Throughout their disagreements, they still stayed close, remaining each other's touchstones. Larry writes of their relationship in The Normal Heart: "The brothers love each other a great deal; [Arthur's] approval is essential to [Larry]."

In 2001, Arthur gave Yale University a $1 million grant to establish the Larry Kramer Initiative for Lesbian and Gay Studies, a program focusing on gay history.

==Later life and death==
Kramer retired from the firm in 1996. He was found alone by a ski patrol in Sun Valley, Idaho on January 13, 2008. He ultimately died from a stroke on January 26 in New York City. He was 81 when he died, having lived in Stamford, Connecticut.

==Kramer life insurance litigation==
In mid-2005, Kramer, then aged 78, applied for seven insurance policies from three different insurance companies, with a total value of $56.2 million. Arthur had sought a way to provide additional support and gifts to his children during his lifetime, and this action followed his considering a series of life insurance strategies over a period of two years.

He created a pair of insurance trusts to own these policies, and designated his three adult children, Andrew Kramer, Rebecca Kramer, and Liza Kramer, as the trusts' beneficiaries. Shortly after the policies were issued, before Arthur had paid the first premiums on any of the policies, he directed his children to sell their interests in the trusts to outside life settlement investors for $660,000, slightly over one per cent of the policies' worth.

Less than three years later, following Arthur's death in early 2008, his wife, Alice Kramer, who was the executor of his estate, filed suit in New York federal court, claiming that she, rather than the investors, was entitled to the $56.2 million death benefit. She claimed that Arthur, by taking out the policies and having them resold to investors, violated New York State insurable interest law; thus, the sale to the investors should be retroactively voided.

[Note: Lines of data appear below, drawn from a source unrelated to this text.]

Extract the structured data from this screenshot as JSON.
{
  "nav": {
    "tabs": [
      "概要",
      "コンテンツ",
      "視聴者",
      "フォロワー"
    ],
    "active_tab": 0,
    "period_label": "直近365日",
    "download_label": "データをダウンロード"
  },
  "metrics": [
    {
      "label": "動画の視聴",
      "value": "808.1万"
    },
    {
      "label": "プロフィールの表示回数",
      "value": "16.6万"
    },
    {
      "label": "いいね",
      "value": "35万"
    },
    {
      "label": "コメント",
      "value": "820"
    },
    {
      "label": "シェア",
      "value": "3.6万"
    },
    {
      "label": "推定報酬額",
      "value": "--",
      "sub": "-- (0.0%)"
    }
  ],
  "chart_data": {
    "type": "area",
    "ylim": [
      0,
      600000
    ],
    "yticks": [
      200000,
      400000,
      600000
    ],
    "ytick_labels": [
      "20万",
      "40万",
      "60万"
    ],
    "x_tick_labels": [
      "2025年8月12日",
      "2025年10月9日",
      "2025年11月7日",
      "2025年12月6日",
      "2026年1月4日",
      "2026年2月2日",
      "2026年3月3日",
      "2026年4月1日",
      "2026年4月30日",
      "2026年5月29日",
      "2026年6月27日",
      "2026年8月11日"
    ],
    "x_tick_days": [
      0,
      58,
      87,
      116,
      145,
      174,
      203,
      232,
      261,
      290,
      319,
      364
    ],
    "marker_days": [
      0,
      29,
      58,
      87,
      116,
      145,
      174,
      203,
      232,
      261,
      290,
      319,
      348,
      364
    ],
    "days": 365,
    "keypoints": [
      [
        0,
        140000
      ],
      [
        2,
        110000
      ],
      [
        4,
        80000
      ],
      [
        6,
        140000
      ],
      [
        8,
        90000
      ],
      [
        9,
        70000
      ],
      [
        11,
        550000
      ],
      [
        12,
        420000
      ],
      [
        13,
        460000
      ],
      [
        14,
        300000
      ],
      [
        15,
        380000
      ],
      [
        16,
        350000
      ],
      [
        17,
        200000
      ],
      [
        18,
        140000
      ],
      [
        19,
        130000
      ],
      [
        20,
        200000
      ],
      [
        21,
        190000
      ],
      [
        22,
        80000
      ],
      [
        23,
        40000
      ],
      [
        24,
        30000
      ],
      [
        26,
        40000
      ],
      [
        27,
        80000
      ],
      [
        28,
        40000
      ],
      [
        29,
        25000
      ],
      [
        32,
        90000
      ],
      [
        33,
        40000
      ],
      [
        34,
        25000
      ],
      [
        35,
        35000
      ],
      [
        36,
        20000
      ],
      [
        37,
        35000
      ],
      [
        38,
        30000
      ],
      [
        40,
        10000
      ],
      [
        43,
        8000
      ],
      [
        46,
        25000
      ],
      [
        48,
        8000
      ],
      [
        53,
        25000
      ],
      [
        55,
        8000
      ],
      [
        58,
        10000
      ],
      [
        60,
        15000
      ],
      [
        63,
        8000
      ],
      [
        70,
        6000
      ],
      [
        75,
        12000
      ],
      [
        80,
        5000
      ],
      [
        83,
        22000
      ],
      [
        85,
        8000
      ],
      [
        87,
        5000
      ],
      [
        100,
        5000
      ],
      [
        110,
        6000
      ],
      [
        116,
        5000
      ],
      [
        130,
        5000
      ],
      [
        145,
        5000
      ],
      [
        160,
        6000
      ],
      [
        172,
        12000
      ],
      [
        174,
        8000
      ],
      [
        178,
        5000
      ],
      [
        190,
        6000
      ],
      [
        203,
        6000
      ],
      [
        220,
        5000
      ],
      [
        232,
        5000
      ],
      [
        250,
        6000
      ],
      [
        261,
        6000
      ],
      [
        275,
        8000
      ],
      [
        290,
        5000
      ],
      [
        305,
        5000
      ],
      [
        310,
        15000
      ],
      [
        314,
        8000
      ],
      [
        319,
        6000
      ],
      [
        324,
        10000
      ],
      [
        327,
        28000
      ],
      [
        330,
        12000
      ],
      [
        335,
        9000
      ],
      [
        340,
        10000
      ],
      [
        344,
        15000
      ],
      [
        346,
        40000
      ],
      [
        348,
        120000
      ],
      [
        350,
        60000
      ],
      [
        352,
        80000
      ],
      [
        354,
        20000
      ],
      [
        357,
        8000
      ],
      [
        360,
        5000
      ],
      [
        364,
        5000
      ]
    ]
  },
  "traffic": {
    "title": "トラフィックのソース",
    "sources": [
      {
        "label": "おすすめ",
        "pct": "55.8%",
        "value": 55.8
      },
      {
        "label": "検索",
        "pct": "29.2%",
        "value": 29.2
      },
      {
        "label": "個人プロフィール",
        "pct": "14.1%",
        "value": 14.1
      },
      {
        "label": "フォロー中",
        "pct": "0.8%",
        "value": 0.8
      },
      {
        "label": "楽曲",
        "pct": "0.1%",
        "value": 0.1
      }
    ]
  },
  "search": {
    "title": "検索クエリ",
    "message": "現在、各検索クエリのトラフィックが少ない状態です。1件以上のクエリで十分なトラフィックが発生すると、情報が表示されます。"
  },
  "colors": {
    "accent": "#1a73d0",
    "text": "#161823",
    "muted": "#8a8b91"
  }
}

After over two years of contentious litigation, the New York Court of Appeals decided against Alice Kramer, ruling that New York insurance law allowed her husband and children to sell his insurance policies immediately after issuance to whomever they wished, provided they acted without coercion and were not subject to any nefarious influence. Her lawyer had argued that the estate's claim to the $56.2 million benefit would not result in a "windfall" to the family, but rather would "send a message" to insurance policy investors not to engage in these types of transactions.

The Kramer decision was hailed throughout the United States as a victory for the life settlement industry and as a blow to "overreaching" families wishing to undo the insurance planning of their deceased relations.